Walti schaute angewidert auf die Schürze. WO WAR SEINE TOPELEGANTE HILDI VON EINST GEBLIEBEN?

Als er sie an jener Juni-Party erstmals sah, war ihm die Luft weggeblieben: eine blonde ­Schönheit.

Sie tanzte in einer weissen Bluse Rock ’n’ Roll. Damals war sie noch unbefleckt.

Walti hatte sich sofort verliebt. Beim Slowfox biss er sie ins Ohr. Und als er Hildi dann heiss an sich drückte und sie mit dem Schnauzer anblochern wollte, klebte sie ihm eine: «SO WEIT SIND WIR NOCH NICHT, MEIN LIEBER!»

Zwei Monate später erlag sie seinen Blumen, die er ihr täglich vor dem Kriegsdenkmal pflückte. Und ins Büro brachte…

Es kam die erste Einladung: ein übertrieben ­hochgestyltes Restaurant, wo sie beide nicht ­wussten, wie man diese verdammten Scampi aus der Schale kratzen konnte.

Sie verliessen das Lokal. Und bestellten im Bahnhofsbuffet Spiegelei mit Rösti.

Walti hebelte nun los: «Du hättest die Quitten j u n g nehmen sollen. Nur junge sind gut. Und gelieren wunderbar…»

«JETZT FANG D U NICHT AUCH NOCH MIT ­DIESEM JUNGWAHN AN!», tobte Hildi.

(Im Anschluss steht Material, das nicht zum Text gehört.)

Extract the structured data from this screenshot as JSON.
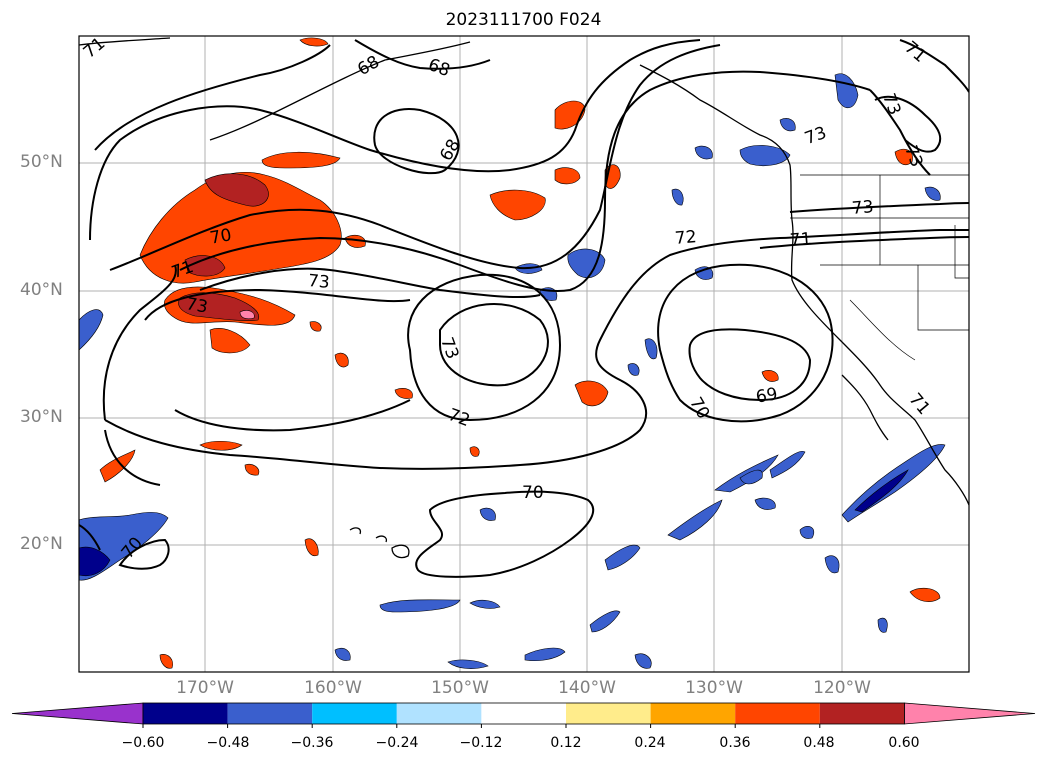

Sie wedelte genervt mit der Kelle – sodass auch Waltis Brust wie TATORT aussah!

«Zieh dir ein frisches Hemd über!», bellte Hildi.

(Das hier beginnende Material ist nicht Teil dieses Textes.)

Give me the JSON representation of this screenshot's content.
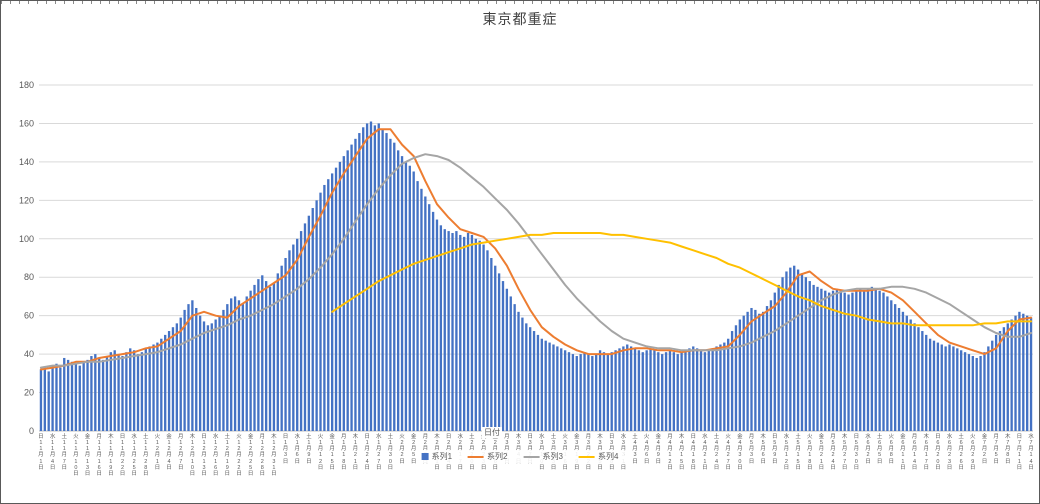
{
  "title": "東京都重症",
  "x_axis_title": "日付",
  "y_axis_ticks": [
    "0",
    "20",
    "40",
    "60",
    "80",
    "100",
    "120",
    "140",
    "160",
    "180"
  ],
  "colors": {
    "grid": "#D9D9D9",
    "axis": "#BFBFBF",
    "text": "#595959",
    "title": "#404040"
  },
  "legend": [
    {
      "label": "系列1",
      "marker": "square",
      "color": "#4472C4"
    },
    {
      "label": "系列2",
      "marker": "line",
      "color": "#ED7D31"
    },
    {
      "label": "系列3",
      "marker": "line",
      "color": "#A5A5A5"
    },
    {
      "label": "系列4",
      "marker": "line",
      "color": "#FFC000"
    }
  ],
  "chart_data": {
    "type": "bar",
    "subtype": "combo bar + 3 line series",
    "title": "東京都重症",
    "ylim": [
      0,
      180
    ],
    "y_tick_step": 20,
    "tick_interval_days": 3,
    "x_range_visible": "11月1日〜7月14日",
    "tick_weekdays": [
      "日",
      "水",
      "土",
      "火",
      "金",
      "月",
      "木",
      "日",
      "水",
      "土",
      "火",
      "金",
      "月",
      "木",
      "日",
      "水",
      "土",
      "火",
      "金",
      "月",
      "木",
      "日",
      "水",
      "土",
      "火",
      "金",
      "月",
      "木",
      "日",
      "水",
      "土",
      "火",
      "金",
      "月",
      "木",
      "日",
      "水",
      "土",
      "火",
      "金",
      "月",
      "木",
      "日",
      "水",
      "土",
      "火",
      "金",
      "月",
      "木",
      "日",
      "水",
      "土",
      "火",
      "金",
      "月",
      "木",
      "日",
      "水",
      "土",
      "火",
      "金",
      "月",
      "木",
      "日",
      "水",
      "土",
      "火",
      "金",
      "月",
      "木",
      "日",
      "水",
      "土",
      "火",
      "金",
      "月",
      "木",
      "日",
      "水",
      "土",
      "火",
      "金",
      "月",
      "木",
      "日",
      "水"
    ],
    "tick_dates": [
      "11月1日",
      "11月4日",
      "11月7日",
      "11月10日",
      "11月13日",
      "11月16日",
      "11月19日",
      "11月22日",
      "11月25日",
      "11月28日",
      "12月1日",
      "12月4日",
      "12月7日",
      "12月10日",
      "12月13日",
      "12月16日",
      "12月19日",
      "12月22日",
      "12月25日",
      "12月28日",
      "12月31日",
      "1月3日",
      "1月6日",
      "1月9日",
      "1月12日",
      "1月15日",
      "1月18日",
      "1月21日",
      "1月24日",
      "1月27日",
      "1月30日",
      "2月2日",
      "2月5日",
      "2月8日",
      "2月11日",
      "2月14日",
      "2月17日",
      "2月20日",
      "2月23日",
      "2月26日",
      "3月1日",
      "3月4日",
      "3月7日",
      "3月10日",
      "3月13日",
      "3月16日",
      "3月19日",
      "3月22日",
      "3月25日",
      "3月28日",
      "3月31日",
      "4月3日",
      "4月6日",
      "4月9日",
      "4月12日",
      "4月15日",
      "4月18日",
      "4月21日",
      "4月24日",
      "4月27日",
      "4月30日",
      "5月3日",
      "5月6日",
      "5月9日",
      "5月12日",
      "5月15日",
      "5月18日",
      "5月21日",
      "5月24日",
      "5月27日",
      "5月30日",
      "6月2日",
      "6月5日",
      "6月8日",
      "6月11日",
      "6月14日",
      "6月17日",
      "6月20日",
      "6月23日",
      "6月26日",
      "6月29日",
      "7月2日",
      "7月5日",
      "7月8日",
      "7月11日",
      "7月14日"
    ],
    "series": [
      {
        "name": "系列1",
        "type": "bar",
        "color": "#4472C4",
        "daily": true,
        "values": [
          32,
          33,
          31,
          34,
          35,
          33,
          38,
          37,
          36,
          35,
          34,
          36,
          37,
          39,
          40,
          38,
          37,
          39,
          41,
          42,
          40,
          39,
          41,
          43,
          42,
          40,
          41,
          43,
          44,
          45,
          46,
          48,
          50,
          52,
          54,
          56,
          59,
          63,
          66,
          68,
          64,
          60,
          57,
          55,
          56,
          58,
          60,
          63,
          66,
          69,
          70,
          68,
          66,
          70,
          73,
          76,
          79,
          81,
          78,
          75,
          77,
          82,
          86,
          90,
          94,
          97,
          100,
          104,
          108,
          112,
          116,
          120,
          124,
          128,
          131,
          134,
          137,
          140,
          143,
          146,
          149,
          152,
          155,
          158,
          160,
          161,
          159,
          160,
          157,
          155,
          152,
          150,
          146,
          143,
          140,
          138,
          135,
          130,
          126,
          122,
          118,
          114,
          110,
          107,
          105,
          104,
          103,
          104,
          102,
          101,
          103,
          102,
          100,
          99,
          97,
          94,
          90,
          86,
          82,
          78,
          74,
          70,
          66,
          62,
          59,
          56,
          54,
          52,
          50,
          48,
          47,
          46,
          45,
          44,
          43,
          42,
          41,
          40,
          39,
          40,
          41,
          40,
          39,
          40,
          42,
          41,
          40,
          41,
          42,
          43,
          44,
          45,
          44,
          43,
          42,
          41,
          42,
          43,
          42,
          41,
          40,
          41,
          42,
          41,
          40,
          41,
          42,
          43,
          44,
          43,
          42,
          41,
          42,
          43,
          44,
          45,
          46,
          48,
          52,
          55,
          58,
          60,
          62,
          64,
          63,
          61,
          62,
          65,
          68,
          72,
          76,
          80,
          83,
          85,
          86,
          84,
          82,
          80,
          78,
          76,
          75,
          74,
          73,
          72,
          73,
          74,
          73,
          72,
          71,
          72,
          73,
          74,
          73,
          74,
          75,
          74,
          73,
          72,
          70,
          68,
          66,
          64,
          62,
          60,
          58,
          56,
          54,
          52,
          50,
          48,
          47,
          46,
          45,
          44,
          45,
          44,
          43,
          42,
          41,
          40,
          39,
          38,
          39,
          41,
          44,
          47,
          50,
          52,
          54,
          56,
          58,
          60,
          62,
          61,
          60,
          59
        ]
      },
      {
        "name": "系列2",
        "type": "line",
        "color": "#ED7D31",
        "sampled_every_days": 3,
        "values": [
          32,
          33,
          34,
          36,
          36,
          38,
          39,
          40,
          41,
          43,
          44,
          48,
          52,
          60,
          62,
          60,
          59,
          65,
          69,
          73,
          77,
          81,
          89,
          101,
          112,
          124,
          134,
          143,
          152,
          157,
          157,
          149,
          143,
          130,
          118,
          111,
          105,
          103,
          101,
          95,
          86,
          74,
          63,
          54,
          49,
          45,
          42,
          40,
          40,
          40,
          42,
          43,
          43,
          42,
          42,
          41,
          42,
          42,
          43,
          44,
          50,
          57,
          61,
          65,
          72,
          81,
          83,
          78,
          74,
          73,
          73,
          73,
          74,
          72,
          68,
          62,
          56,
          50,
          46,
          44,
          42,
          40,
          43,
          52,
          58,
          59
        ]
      },
      {
        "name": "系列3",
        "type": "line",
        "color": "#A5A5A5",
        "sampled_every_days": 3,
        "values": [
          33,
          34,
          34,
          35,
          36,
          36,
          37,
          38,
          39,
          40,
          41,
          43,
          45,
          48,
          51,
          53,
          55,
          58,
          60,
          63,
          66,
          70,
          74,
          79,
          85,
          92,
          100,
          109,
          118,
          126,
          133,
          139,
          142,
          144,
          143,
          141,
          137,
          132,
          127,
          121,
          115,
          108,
          100,
          92,
          84,
          76,
          69,
          63,
          57,
          52,
          48,
          46,
          44,
          43,
          43,
          42,
          42,
          42,
          42,
          43,
          44,
          46,
          49,
          52,
          56,
          60,
          64,
          68,
          71,
          73,
          74,
          74,
          74,
          75,
          75,
          74,
          72,
          69,
          66,
          62,
          58,
          54,
          51,
          49,
          49,
          51
        ]
      },
      {
        "name": "系列4",
        "type": "line",
        "color": "#FFC000",
        "sampled_every_days": 3,
        "values": [
          null,
          null,
          null,
          null,
          null,
          null,
          null,
          null,
          null,
          null,
          null,
          null,
          null,
          null,
          null,
          null,
          null,
          null,
          null,
          null,
          null,
          null,
          null,
          null,
          null,
          62,
          66,
          70,
          74,
          78,
          81,
          84,
          87,
          89,
          91,
          93,
          95,
          97,
          98,
          99,
          100,
          101,
          102,
          102,
          103,
          103,
          103,
          103,
          103,
          102,
          102,
          101,
          100,
          99,
          98,
          96,
          94,
          92,
          90,
          87,
          85,
          82,
          79,
          76,
          73,
          70,
          68,
          65,
          63,
          61,
          60,
          58,
          57,
          56,
          56,
          55,
          55,
          55,
          55,
          55,
          55,
          56,
          56,
          57,
          57,
          57
        ]
      }
    ]
  }
}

«UND WIRF D U DIR EINE SAUBERE SCHÜRZE AN…» – gabs ihr Walti zurück.

Sie stemmte die Fäuste in die Hüften: «ES GIBT EBEN LEUTE, DIE MÜSSEN ARBEITEN UND KÖNNEN NICHT EINFACH IM WEISSEN HEMD HERUMSPAZIEREN!» – das war ein Tritt an seine Pensionierung.

Seit er pensioniert war, fühlte sich Walti als ­fünftes Rad am Wagen. Er sass in der Wohnung herum. Und wollte ein paar Verbesserungs­vorschläge anbringen – etwa:

«Ich zeig dir jetzt, wie man eine Geschirrwaschmaschine effizient einräumt und…»

«WALTER!»

«…Ich meine es nur gut. Gestern war ein Teller nach dem Spülgang noch immer ganz verkrustet und…»

«WAAALTIII!» – es war der schwelende Kleinkrieg einer ausgelutschten Ehe.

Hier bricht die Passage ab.